Almost 75% of our trekkers come from the metro cities of our country. These have been the worst affected by Coronavirus. As and when we start treks, the least affected cities are likely to start trekking first.
Here’s something that trekkers don’t want to hear.
While I am bombarded with questions about when we are likely to start our treks, most of this interest will not translate into action. Here’s why.
Our country will take sometime to come out of the grip of the Coronavirus crisis. Businesses have been hit drastically. It is the deepest crisis we have seen in our lifetimes. Businesses will want to recover. For this all productive hands must be on the decks. They must be spending their energies in rebuilding their organisation. Getting 10 days leave from work for a trek will be laughable for most companies.
Professional students who comprise a sizable chunk of our trekkers will now resume regular studies. It may still take some time for them to get back to their institutes. Taking time off once classes start will be extremely difficult.
“Knowing this, at Indiahikes, we have slotted only a total of 104 batches from September until December. This covers all our treks spread over these months.
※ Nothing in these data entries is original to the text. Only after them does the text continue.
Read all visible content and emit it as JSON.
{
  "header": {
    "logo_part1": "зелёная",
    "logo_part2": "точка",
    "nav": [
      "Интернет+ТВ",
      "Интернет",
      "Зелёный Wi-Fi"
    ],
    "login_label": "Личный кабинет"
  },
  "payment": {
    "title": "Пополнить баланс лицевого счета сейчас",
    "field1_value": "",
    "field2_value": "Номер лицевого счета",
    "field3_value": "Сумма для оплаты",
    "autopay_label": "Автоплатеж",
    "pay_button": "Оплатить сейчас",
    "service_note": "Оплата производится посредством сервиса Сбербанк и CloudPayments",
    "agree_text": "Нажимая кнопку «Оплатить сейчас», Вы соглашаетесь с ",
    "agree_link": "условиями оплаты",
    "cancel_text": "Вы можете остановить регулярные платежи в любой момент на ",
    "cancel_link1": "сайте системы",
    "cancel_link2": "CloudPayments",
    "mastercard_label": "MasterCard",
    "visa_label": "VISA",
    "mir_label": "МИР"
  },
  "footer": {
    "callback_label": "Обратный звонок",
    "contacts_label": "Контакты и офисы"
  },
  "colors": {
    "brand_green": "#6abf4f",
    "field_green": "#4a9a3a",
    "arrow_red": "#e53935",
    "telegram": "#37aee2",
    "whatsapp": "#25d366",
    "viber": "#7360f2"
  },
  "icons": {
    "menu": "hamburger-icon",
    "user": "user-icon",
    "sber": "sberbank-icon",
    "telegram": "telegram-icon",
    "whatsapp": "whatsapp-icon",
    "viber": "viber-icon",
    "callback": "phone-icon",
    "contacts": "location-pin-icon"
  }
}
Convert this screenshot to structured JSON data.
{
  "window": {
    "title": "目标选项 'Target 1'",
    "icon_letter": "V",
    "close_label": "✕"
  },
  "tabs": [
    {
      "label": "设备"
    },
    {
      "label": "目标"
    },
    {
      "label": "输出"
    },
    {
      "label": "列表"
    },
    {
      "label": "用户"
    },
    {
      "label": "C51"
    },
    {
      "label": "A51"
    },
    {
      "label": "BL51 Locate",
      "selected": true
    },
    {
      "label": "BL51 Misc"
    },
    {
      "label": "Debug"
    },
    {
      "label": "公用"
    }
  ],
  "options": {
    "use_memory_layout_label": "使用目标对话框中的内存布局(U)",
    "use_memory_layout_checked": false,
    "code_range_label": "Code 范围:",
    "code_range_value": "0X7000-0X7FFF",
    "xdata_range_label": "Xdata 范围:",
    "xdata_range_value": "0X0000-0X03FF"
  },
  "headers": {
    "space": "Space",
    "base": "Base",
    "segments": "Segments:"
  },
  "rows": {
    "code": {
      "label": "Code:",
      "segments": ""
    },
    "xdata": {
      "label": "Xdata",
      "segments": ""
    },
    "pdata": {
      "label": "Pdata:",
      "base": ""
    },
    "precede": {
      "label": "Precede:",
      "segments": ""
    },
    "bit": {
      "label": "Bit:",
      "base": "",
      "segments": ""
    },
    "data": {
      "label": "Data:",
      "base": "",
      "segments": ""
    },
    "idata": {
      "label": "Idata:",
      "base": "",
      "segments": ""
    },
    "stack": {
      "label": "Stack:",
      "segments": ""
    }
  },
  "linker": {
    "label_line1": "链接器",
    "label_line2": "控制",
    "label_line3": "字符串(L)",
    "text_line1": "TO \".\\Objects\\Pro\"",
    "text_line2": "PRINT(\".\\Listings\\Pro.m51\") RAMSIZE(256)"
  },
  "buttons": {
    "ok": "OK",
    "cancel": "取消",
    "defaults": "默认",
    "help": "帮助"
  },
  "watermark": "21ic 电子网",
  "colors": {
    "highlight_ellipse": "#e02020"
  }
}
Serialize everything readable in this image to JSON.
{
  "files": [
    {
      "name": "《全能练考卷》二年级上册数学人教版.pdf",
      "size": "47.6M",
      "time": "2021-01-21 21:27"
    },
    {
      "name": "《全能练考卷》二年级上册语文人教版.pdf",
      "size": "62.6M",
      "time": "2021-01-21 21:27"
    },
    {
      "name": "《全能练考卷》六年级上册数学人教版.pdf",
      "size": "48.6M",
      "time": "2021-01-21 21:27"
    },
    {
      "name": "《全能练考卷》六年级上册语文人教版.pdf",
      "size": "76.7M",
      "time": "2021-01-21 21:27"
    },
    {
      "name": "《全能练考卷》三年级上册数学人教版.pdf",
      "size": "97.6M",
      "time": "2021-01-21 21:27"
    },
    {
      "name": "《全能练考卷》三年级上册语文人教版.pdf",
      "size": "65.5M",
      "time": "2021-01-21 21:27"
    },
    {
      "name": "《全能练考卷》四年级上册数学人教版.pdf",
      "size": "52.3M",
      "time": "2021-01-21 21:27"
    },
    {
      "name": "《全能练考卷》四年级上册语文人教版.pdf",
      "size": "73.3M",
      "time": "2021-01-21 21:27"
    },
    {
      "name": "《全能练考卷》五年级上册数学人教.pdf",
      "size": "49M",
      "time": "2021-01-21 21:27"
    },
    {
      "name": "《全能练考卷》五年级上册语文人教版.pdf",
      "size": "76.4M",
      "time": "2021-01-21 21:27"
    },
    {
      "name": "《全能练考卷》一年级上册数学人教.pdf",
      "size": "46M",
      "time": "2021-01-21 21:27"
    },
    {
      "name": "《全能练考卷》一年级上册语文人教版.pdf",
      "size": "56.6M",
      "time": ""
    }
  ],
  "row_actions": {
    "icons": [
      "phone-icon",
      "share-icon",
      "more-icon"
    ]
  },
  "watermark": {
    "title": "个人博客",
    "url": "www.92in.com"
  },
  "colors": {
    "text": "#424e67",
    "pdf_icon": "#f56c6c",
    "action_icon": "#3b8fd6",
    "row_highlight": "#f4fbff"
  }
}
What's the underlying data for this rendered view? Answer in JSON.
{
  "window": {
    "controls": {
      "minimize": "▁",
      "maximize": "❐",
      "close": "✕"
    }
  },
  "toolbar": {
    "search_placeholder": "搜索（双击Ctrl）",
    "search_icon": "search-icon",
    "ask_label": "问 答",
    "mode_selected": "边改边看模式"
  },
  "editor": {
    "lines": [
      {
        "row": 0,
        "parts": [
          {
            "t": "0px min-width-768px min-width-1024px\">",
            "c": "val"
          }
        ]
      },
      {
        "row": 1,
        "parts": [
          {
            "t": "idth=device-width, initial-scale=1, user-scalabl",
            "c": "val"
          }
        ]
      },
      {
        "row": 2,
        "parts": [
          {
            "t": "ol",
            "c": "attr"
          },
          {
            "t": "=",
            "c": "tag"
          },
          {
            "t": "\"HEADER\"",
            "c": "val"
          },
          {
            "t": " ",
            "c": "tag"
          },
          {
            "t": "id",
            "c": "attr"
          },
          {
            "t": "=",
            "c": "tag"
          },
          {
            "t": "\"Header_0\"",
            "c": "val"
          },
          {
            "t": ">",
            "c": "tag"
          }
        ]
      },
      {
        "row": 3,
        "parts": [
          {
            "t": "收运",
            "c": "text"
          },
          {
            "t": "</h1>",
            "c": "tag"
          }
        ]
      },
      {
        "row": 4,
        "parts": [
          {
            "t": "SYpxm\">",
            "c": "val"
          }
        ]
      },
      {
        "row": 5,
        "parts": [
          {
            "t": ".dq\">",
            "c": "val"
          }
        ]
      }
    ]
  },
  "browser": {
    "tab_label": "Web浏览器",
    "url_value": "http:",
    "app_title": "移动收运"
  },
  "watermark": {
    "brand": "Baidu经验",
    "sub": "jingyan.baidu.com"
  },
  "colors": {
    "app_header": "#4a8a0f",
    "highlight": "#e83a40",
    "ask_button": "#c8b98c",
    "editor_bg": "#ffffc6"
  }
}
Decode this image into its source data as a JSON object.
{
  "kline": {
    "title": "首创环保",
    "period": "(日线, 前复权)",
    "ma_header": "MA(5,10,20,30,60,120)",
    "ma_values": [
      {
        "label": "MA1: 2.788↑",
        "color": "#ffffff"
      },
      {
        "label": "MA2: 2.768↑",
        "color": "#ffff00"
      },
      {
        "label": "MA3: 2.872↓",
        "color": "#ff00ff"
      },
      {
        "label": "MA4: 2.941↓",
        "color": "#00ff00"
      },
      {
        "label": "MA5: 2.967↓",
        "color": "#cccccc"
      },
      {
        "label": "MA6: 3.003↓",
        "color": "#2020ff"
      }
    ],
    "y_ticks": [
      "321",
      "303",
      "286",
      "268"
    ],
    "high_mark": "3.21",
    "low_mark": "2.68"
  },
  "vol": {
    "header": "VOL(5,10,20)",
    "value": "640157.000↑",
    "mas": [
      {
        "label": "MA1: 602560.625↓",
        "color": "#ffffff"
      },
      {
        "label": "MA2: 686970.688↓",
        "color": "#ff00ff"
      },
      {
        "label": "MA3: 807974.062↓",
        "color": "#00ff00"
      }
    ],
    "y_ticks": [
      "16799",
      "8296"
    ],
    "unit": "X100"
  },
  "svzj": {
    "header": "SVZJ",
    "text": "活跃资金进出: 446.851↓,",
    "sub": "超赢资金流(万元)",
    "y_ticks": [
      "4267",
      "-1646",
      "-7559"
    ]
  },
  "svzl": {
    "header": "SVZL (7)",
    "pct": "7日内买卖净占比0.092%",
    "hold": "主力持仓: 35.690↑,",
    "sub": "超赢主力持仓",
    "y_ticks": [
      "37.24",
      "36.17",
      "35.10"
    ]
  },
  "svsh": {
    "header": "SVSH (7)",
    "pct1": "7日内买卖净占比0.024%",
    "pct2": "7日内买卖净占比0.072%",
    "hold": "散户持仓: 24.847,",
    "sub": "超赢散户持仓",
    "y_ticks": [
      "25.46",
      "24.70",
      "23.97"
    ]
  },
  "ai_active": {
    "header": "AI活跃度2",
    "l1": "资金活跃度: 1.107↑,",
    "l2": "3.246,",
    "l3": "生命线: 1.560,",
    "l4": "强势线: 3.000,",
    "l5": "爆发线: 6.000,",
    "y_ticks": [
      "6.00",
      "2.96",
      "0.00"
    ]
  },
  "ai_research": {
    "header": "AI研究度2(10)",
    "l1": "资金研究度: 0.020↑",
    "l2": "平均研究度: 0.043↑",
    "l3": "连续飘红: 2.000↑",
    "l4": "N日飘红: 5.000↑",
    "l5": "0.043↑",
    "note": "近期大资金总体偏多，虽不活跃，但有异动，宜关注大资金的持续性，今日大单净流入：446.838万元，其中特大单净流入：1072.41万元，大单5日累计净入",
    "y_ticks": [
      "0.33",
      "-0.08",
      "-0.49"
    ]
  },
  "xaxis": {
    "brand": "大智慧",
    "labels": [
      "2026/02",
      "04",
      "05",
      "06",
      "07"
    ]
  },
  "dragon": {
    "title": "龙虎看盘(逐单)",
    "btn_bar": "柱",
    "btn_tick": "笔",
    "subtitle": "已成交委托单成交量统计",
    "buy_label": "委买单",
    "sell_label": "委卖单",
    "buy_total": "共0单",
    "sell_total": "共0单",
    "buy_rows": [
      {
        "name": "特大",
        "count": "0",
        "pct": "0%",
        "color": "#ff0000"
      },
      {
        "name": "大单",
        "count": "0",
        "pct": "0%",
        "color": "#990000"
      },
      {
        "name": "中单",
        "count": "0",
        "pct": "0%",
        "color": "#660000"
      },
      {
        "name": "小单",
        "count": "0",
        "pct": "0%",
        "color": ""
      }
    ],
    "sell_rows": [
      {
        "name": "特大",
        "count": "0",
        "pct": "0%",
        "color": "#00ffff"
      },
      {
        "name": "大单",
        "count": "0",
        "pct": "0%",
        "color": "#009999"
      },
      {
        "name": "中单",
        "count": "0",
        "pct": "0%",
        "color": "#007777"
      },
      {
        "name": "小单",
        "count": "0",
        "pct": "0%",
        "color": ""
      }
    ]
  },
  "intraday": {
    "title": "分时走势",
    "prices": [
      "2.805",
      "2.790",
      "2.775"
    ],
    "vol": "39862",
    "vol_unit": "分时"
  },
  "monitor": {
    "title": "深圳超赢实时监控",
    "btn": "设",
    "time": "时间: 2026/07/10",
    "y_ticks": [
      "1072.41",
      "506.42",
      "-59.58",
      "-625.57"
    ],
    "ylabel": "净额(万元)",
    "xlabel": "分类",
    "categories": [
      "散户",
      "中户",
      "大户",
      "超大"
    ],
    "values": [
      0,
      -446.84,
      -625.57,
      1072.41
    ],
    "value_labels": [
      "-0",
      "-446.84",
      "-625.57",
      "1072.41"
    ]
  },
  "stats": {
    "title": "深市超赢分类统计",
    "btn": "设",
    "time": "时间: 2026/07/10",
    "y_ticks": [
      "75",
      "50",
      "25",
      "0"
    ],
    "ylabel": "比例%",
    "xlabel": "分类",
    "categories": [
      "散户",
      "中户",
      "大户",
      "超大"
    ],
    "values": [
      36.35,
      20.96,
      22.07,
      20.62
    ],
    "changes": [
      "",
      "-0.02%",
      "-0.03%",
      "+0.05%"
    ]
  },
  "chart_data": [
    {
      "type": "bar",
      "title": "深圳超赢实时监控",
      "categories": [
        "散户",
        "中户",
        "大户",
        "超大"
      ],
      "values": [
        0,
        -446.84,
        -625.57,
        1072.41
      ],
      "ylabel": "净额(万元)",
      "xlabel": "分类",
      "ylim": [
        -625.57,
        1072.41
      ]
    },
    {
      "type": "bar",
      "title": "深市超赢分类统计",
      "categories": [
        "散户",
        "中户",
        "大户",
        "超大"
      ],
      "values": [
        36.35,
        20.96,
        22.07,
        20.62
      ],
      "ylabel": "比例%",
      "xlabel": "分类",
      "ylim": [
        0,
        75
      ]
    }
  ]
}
These groups are already open on our website,” says Sandhya UC, our co-founder and COO.
Sabina Chopra predicted that the travel industry could see around 35% of its normal user base travelling in Q2, and it could increase to 55% in Q3.
“If these are numbers we assume for regular travel, we can easily cut these numbers by 10-15% for trekking,” says Sandhya.
Which means even if treks start in September it will not resume the whole hog. It will start slowly, as a trickle, building itself up towards the year end. At the end of the year we expect treks to return to 50% of our previous capacity.
It’s safe to plan treks from September onwards.
We are noticing a global trend that is returning towards normalcy. Spain, Italy, Germany, France, the Scandenevian countries and even the US are slowly turning the corner. The world is limping back to normal, India too will follow suit. We started later than other countries so our infections will also ebb later.
I hope this email answered a lot of your nagging questions.
I hope to see you in the mountains soon.